La photographie en N&B n'est pas ce que je préfère. Mais après avoir vu un portfolio de Jerry Berndt sur www.lemonde.fr, j'ai foncé sur Le Monde 2 pour avoir les photos en versions papier, photos qui termineront dans un carton, lui-même dans un placard, sans jamais être rendues à la postérité postale par le biais d'un collage timbré. Un peu dommage mais c'est couru d'avance...

F
est définitivement le roi des idées de génie que
même Mac Gyver il a les deux bras dans le plâtre en comparaison
(et une lobotomie aussi d'ailleurs)... Venez à la maison, vous
verrez...
Bon et sinon, on le change le téléphone ou pas ? Ben oui,
on a acheté un nouveau téléphone fixe car la fermeture
de l'emplacement des piles étaient tellement pétée
qu'elles avaient même fait abandonner F dans ses tentatives de réparation.

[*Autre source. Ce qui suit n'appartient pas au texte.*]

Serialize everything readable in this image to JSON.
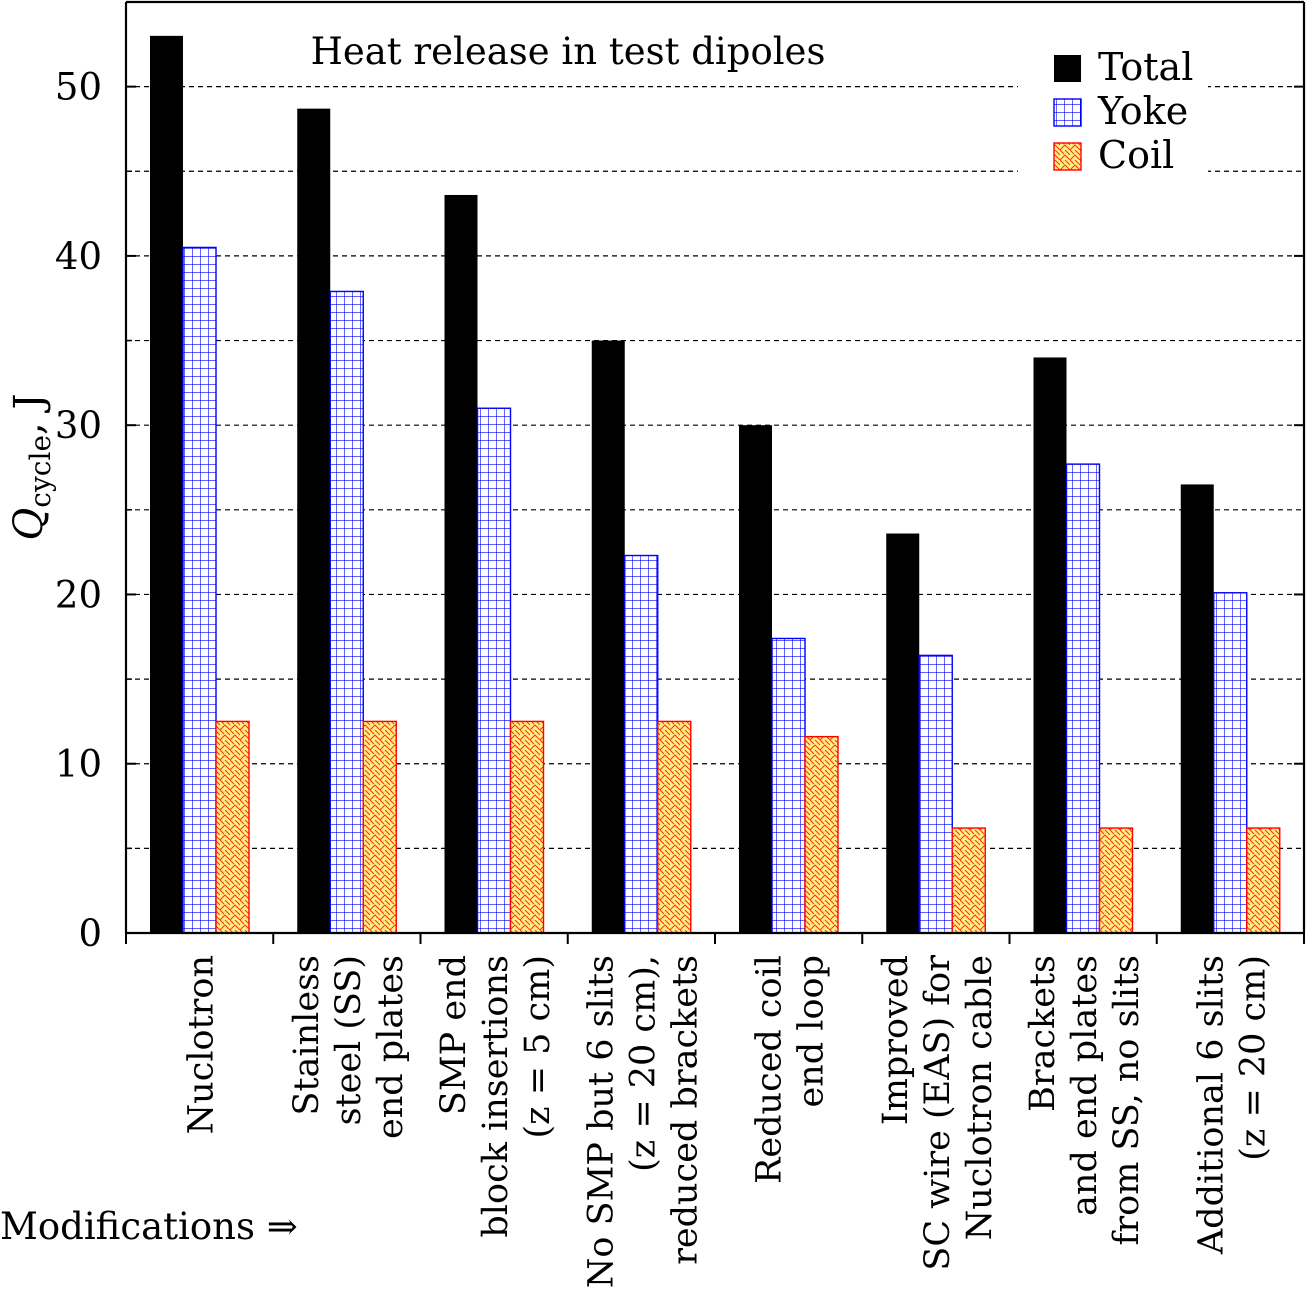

Donc lundi j'ai acheté un nouveau téléphone : le
SAGEM D35c. Bon il est très bien ce téléphone, ok
ok, mais... le fond d'écran c'est un poisson rouge. Et la bonne
blague, c'est qu'on ne peut pas le changer. Qui est le directeur marketing
qui a laissé faire ça ? C'est vraiment ridicule...
Des
mois sans nouvelles, et puis un petit mail qui fait rudement plaisir.
Le Bubu est de retour sur les ondes, bientôt de passage à
Paris, il se pacse mercredi prochain et il est devenu conseiller en web
ou un truc du genre. Il paraît que ça paye un max le consulting,
va falloir que j'y réfléchisse, tiens...
(Fouyaya vivement samedi que j'aie des trucs à raconter)
Rien en français, pas le moindre petit morceau de sous-titre ou
de vermisseau, on alla crier famine chez les versions en espagnol. Eh
ben ça fiche mal au crâne, mais j'ai retenu "hijo
de perra". Si un lecteur sait ou on peut payer pour télécharger
légalement des séries, merci de me le faire savoir.
NB. Non, on ne veut pas acheter les DVD. Faut pas pousser la mémé
de Jack Bauer dans les orties.
Y
a pas que les travaux en ce moment dans notre vie, puisque à partir
de 21h on évite de faire du bruit et on n'y voit plus grand chose...
Donc après 21h, y a, en ce moment... 24. Touènetifaure
! 24h chrono en french version. Sur l'internet, c'est
bien, on regarde les épisodes les uns à la suite des autres.
Ce soir on en a mangé 4 d'affilée de la deuxième
saison. Et hier ? 6, non ? Vous avez dit boulimiques ?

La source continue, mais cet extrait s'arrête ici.